There was a poll taken a while back of Saturday Night Live fans, asking them their favourite part of the program. The winner, by far, was Weekend Update, the fake news desk segment in the middle of the show.

Many viewers thought it could be lengthened and made into its own show. Now it has been, only it’s produced here in Canada, and it’s called The Beaverton.

The show is a perfect example of the new media model: get some webisodes on the net, garner a following and wait for a network to pony up a real budget, which the Comedy Network did.

It’s a very handsome and luxe treatment, complete with crane shots and sophisto lighting. If you watched it with the sound off, you’d swear you were watching a real news show on CNN. 

The hosts, Emma Hunter and Miguel Rivas, are perfectly cast, delivering their lines with just the right amount of self-satisfaction that mimics the puffery that threatens to drown news anchors. The show moves fast. If you don’t like one piece, there’s another one a few moments away.

The show uses a series of regular correspondents to do field pieces and interviews. I like Marilla Wex’s starchy, Euro-investigator, and Laura Cilevitz brings a note of glamour and stardom to her clever bits.

There’s Canadian content, but it’s balanced by a lot of satire about international news events. I tried to discern if the show had an ideological stance like The Daily Show, but it seems happy to just go for the laughs. The Beaverton is more about absurdity but does traffic in barbed satire. 

As Emma Hunter says on the show, “Legalizing marijuana is this country’s version of the civil rights movement.” 

The format isn’t completely original. The Beaverton is Canada’s answer to the Onion, which began publishing in Wisconsin in 1988 and went online in the ’90s. 

Although the Onion had a radio series, a film and a massive YouTube presence, it never had a regularly scheduled TV series. The sensibility, though, is identical to The Beaverton.

But long before either the Onion or The Beaverton or even Weekend Update existed, a little-known Canadian TV series was doing its version of the show, way back in 1973. 

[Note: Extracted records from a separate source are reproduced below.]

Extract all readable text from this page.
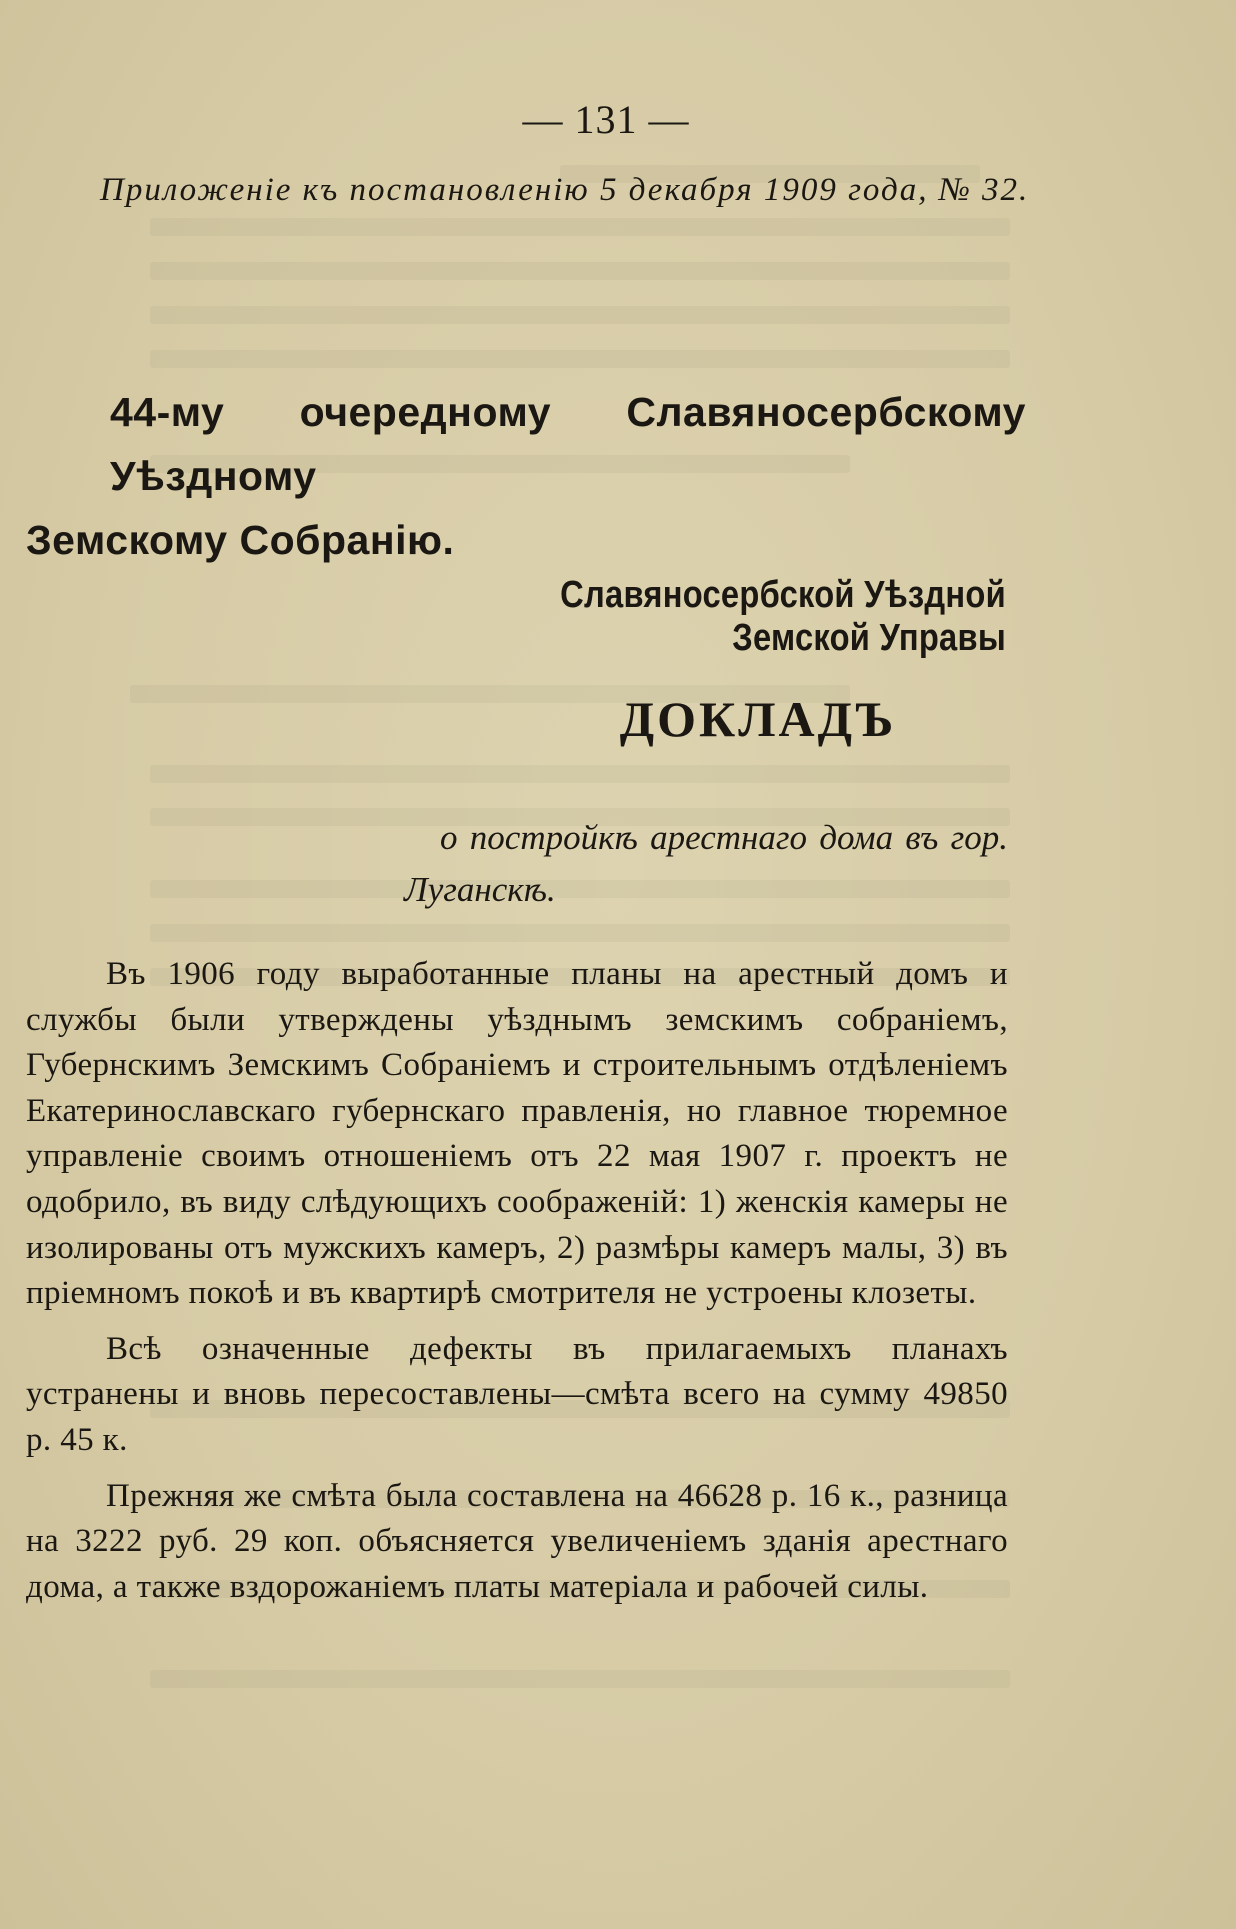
— 131 —
Приложеніе къ постановленію 5 декабря 1909 года, № 32.
44-му очередному Славяносербскому Уѣздному
Земскому Собранію.
Славяносербской Уѣздной Земской Управы
ДОКЛАДЪ
о постройкѣ арестнаго дома въ гор.
Луганскѣ.

Въ 1906 году выработанные планы на арестный домъ и службы были утверждены уѣзднымъ земскимъ собраніемъ, Губернскимъ Земскимъ Собраніемъ и строительнымъ отдѣленіемъ Екатеринославскаго губернскаго правленія, но главное тюремное управленіе своимъ отношеніемъ отъ 22 мая 1907 г. проектъ не одобрило, въ виду слѣдующихъ соображеній: 1) женскія камеры не изолированы отъ мужскихъ камеръ, 2) размѣры камеръ малы, 3) въ пріемномъ покоѣ и въ квартирѣ смотрителя не устроены клозеты.

Всѣ означенные дефекты въ прилагаемыхъ планахъ устранены и вновь пересоставлены—смѣта всего на сумму 49850 р. 45 к.

Прежняя же смѣта была составлена на 46628 р. 16 к., разница на 3222 руб. 29 коп. объясняется увеличеніемъ зданія арестнаго дома, а также вздорожаніемъ платы матеріала и рабочей силы.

Shhh! It’s the News was one of the initial offerings of fledgling Global TV, created by the late great Don Harron.

News parody shows are something this country has done exceptionally well, as evidenced by Royal Canadian Air Farce and This Hour Has 22 Minutes

What makes The Beaverton so timely is the stew of confusion generated by serious fake news and “alternative facts” that have become part of the Trump era. 

A show such as The Beaverton is now in the surreal position of being a “fake” fake news show.

For example, there was a Beaverton story that when astronaut Chris Hadfield returned to Earth he had to pay a roaming cellphone bill of $1.3 million. It was reported as truth as far away as Hong Kong.

As The Beaverton becomes more successful, it would be nice to see some guest star cameos, and maybe some “in-depth” pieces that run longer. But let’s not quibble. It’s good to have The Beaverton with us.